她把纸筒放在膝盖上,指尖捻著捲曲的纸角。

顾西东没有看她。

“你哥,”他说,“2017年全锦赛我在长春见过他。”

凌无问转头。

“他问了我一件事。”

“什么。”

“阿克塞尔四周跳怎么稳住轴心。”

凌无问没说话。

“我说,起跳时左肩锁死,不要回头看落冰点。”

他停顿。

“他说他知道了。”

停车场对面,最后一辆转播车关掉车顶照明。

司机上车,发动引擎,柴油机预热时喷出一口黑烟。

凌无问低头。

纸筒在她掌心慢慢展开,弹回平整。

边角捲曲,墨跡在摺痕处剥落成细碎粉末。

“他学会了。”她说。

顾西东没有回答。

他弯腰系冰刀鞋鞋带。

左膝弯到一半,他停住。手撑住台阶边缘,深吸一口气。

凌无问伸手。

她接过他手里的鞋带,穿过第一个铝孔,拉直,打结。

第二个铝孔。

第三个。

她打结的手法很慢。

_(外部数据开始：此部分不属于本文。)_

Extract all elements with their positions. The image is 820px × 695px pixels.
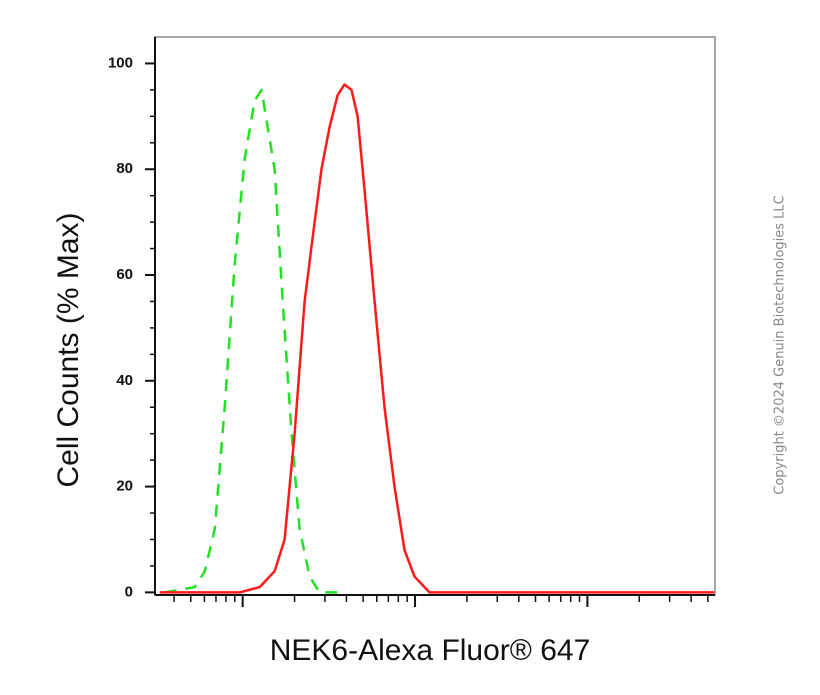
copyright: Copyright ©2024 Genuin Biotechnologies L… — [773, 195, 788, 494]
y-tick-label: 40 — [116, 372, 133, 389]
y-tick-label: 0 — [125, 583, 133, 600]
x-axis-label: NEK6-Alexa Fluor® 647 — [270, 634, 591, 667]
plot-frame — [154, 36, 716, 596]
y-tick-label: 60 — [116, 266, 133, 283]
y-tick-label: 20 — [116, 478, 133, 495]
y-axis-label: Cell Counts (% Max) — [52, 212, 85, 487]
histogram-line — [164, 88, 347, 594]
y-tick-label: 100 — [108, 54, 133, 71]
histogram-line — [159, 83, 715, 594]
y-tick-label: 80 — [116, 160, 133, 177]
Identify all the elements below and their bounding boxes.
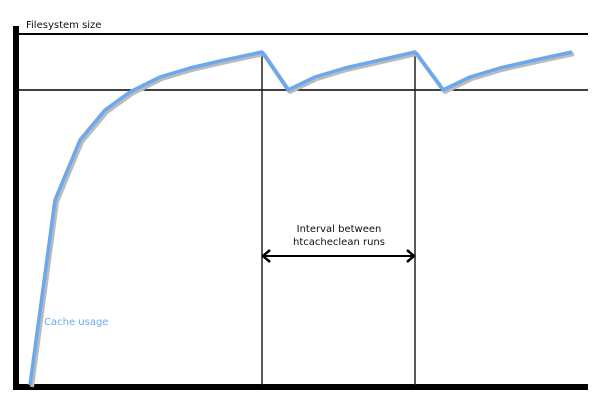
y-axis bbox=[13, 26, 19, 390]
y-axis-label: Filesystem size bbox=[26, 20, 101, 31]
cache-usage-line bbox=[28, 50, 573, 386]
interval-arrow bbox=[261, 249, 416, 263]
interval-label-line1: Interval between bbox=[297, 224, 382, 235]
interval-label-line2: htcacheclean runs bbox=[293, 237, 385, 248]
x-axis bbox=[13, 384, 588, 390]
cache-usage-shadow bbox=[30, 52, 575, 388]
cache-usage-label: Cache usage bbox=[44, 317, 108, 328]
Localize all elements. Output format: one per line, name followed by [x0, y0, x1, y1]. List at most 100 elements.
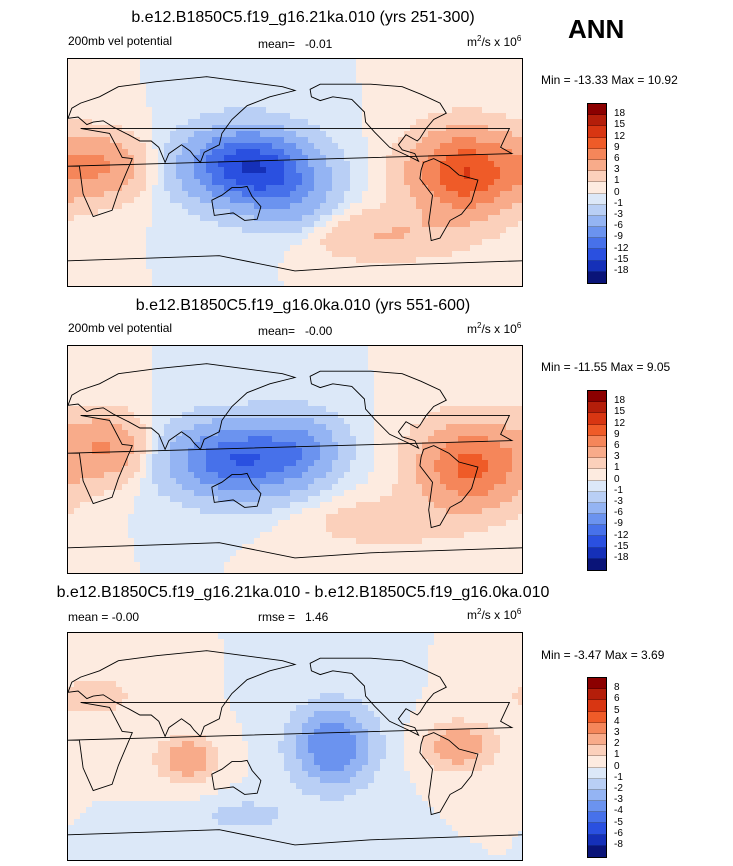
contour-cell [380, 59, 387, 66]
contour-cell [362, 364, 369, 371]
contour-cell [158, 424, 165, 431]
contour-cell [380, 209, 387, 216]
contour-cell [266, 59, 273, 66]
contour-cell [512, 412, 519, 419]
contour-cell [458, 107, 465, 114]
contour-cell [236, 490, 243, 497]
contour-cell [392, 346, 399, 353]
contour-cell [140, 454, 147, 461]
contour-cell [344, 83, 351, 90]
contour-cell [422, 71, 429, 78]
contour-cell [506, 382, 513, 389]
contour-cell [164, 143, 171, 150]
contour-cell [206, 101, 213, 108]
contour-cell [230, 143, 237, 150]
contour-cell [242, 406, 249, 413]
contour-cell [302, 65, 309, 72]
contour-cell [338, 448, 345, 455]
contour-cell [254, 382, 261, 389]
contour-cell [254, 227, 261, 234]
contour-cell [326, 281, 333, 286]
contour-cell [122, 71, 129, 78]
contour-cell [500, 83, 507, 90]
contour-cell [248, 83, 255, 90]
contour-cell [296, 107, 303, 114]
contour-cell [272, 71, 279, 78]
contour-cell [206, 490, 213, 497]
contour-cell [158, 394, 165, 401]
contour-cell [266, 442, 273, 449]
contour-cell [422, 95, 429, 102]
contour-cell [476, 179, 483, 186]
contour-cell [248, 484, 255, 491]
contour-cell [194, 257, 201, 264]
contour-cell [242, 227, 249, 234]
contour-cell [260, 364, 267, 371]
contour-cell [320, 436, 327, 443]
contour-cell [446, 436, 453, 443]
contour-cell [170, 95, 177, 102]
contour-cell [200, 245, 207, 252]
contour-cell [482, 364, 489, 371]
contour-cell [176, 454, 183, 461]
contour-cell [422, 215, 429, 222]
contour-cell [428, 496, 435, 503]
contour-cell [104, 239, 111, 246]
contour-cell [476, 454, 483, 461]
contour-cell [158, 406, 165, 413]
contour-cell [224, 502, 231, 509]
contour-cell [350, 59, 357, 66]
contour-cell [224, 424, 231, 431]
contour-cell [446, 77, 453, 84]
contour-cell [188, 346, 195, 353]
contour-cell [308, 490, 315, 497]
contour-cell [344, 143, 351, 150]
contour-cell [176, 460, 183, 467]
contour-cell [380, 95, 387, 102]
contour-cell [200, 490, 207, 497]
contour-cell [212, 65, 219, 72]
contour-cell [218, 59, 225, 66]
contour-cell [428, 83, 435, 90]
contour-cell [374, 442, 381, 449]
contour-cell [494, 143, 501, 150]
contour-cell [380, 281, 387, 286]
contour-cell [80, 83, 87, 90]
contour-cell [128, 239, 135, 246]
contour-cell [344, 448, 351, 455]
contour-cell [482, 448, 489, 455]
contour-cell [98, 251, 105, 258]
contour-cell [470, 442, 477, 449]
contour-cell [470, 197, 477, 204]
contour-cell [170, 233, 177, 240]
contour-cell [314, 239, 321, 246]
contour-cell [320, 263, 327, 270]
contour-cell [476, 346, 483, 353]
contour-cell [332, 454, 339, 461]
contour-cell [266, 257, 273, 264]
contour-cell [482, 71, 489, 78]
contour-cell [158, 161, 165, 168]
contour-cell [470, 358, 477, 365]
contour-cell [296, 89, 303, 96]
contour-cell [194, 77, 201, 84]
contour-cell [134, 436, 141, 443]
contour-cell [434, 269, 441, 276]
contour-cell [176, 418, 183, 425]
contour-cell [518, 442, 522, 449]
contour-cell [440, 281, 447, 286]
contour-cell [98, 143, 105, 150]
contour-cell [116, 95, 123, 102]
contour-cell [440, 454, 447, 461]
contour-cell [92, 107, 99, 114]
contour-cell [152, 239, 159, 246]
contour-cell [440, 191, 447, 198]
contour-cell [500, 185, 507, 192]
contour-cell [266, 227, 273, 234]
contour-cell [296, 352, 303, 359]
contour-cell [494, 77, 501, 84]
contour-cell [170, 346, 177, 353]
contour-cell [284, 502, 291, 509]
contour-cell [302, 346, 309, 353]
contour-cell [272, 245, 279, 252]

每个结都拉两次,確保不松。

她把系好的冰刀鞋放回他脚边。

“明天,”她说,“浇冰车会再来。”

顾西东看著那双鞋。

“我知道。”

他站起来。

左膝在承重时晃了一下。他站稳,鞋底碾过水泥地面的细砂,发出粗糲磨擦声。

凌无问还坐在台阶上。

她把复印件叠好,对摺,塞进內袋。

“春天快到了。”她说。

顾西东走向停车场出口。

他的背影在路灯下拖长,影子先於身体探进黑暗。

他没有回头。

她也没有。

风从北边来,捲走台阶上最后一片落叶。叶片在半空翻转,露出背面虫蛀的洞。

一个连一个。

如同省略號。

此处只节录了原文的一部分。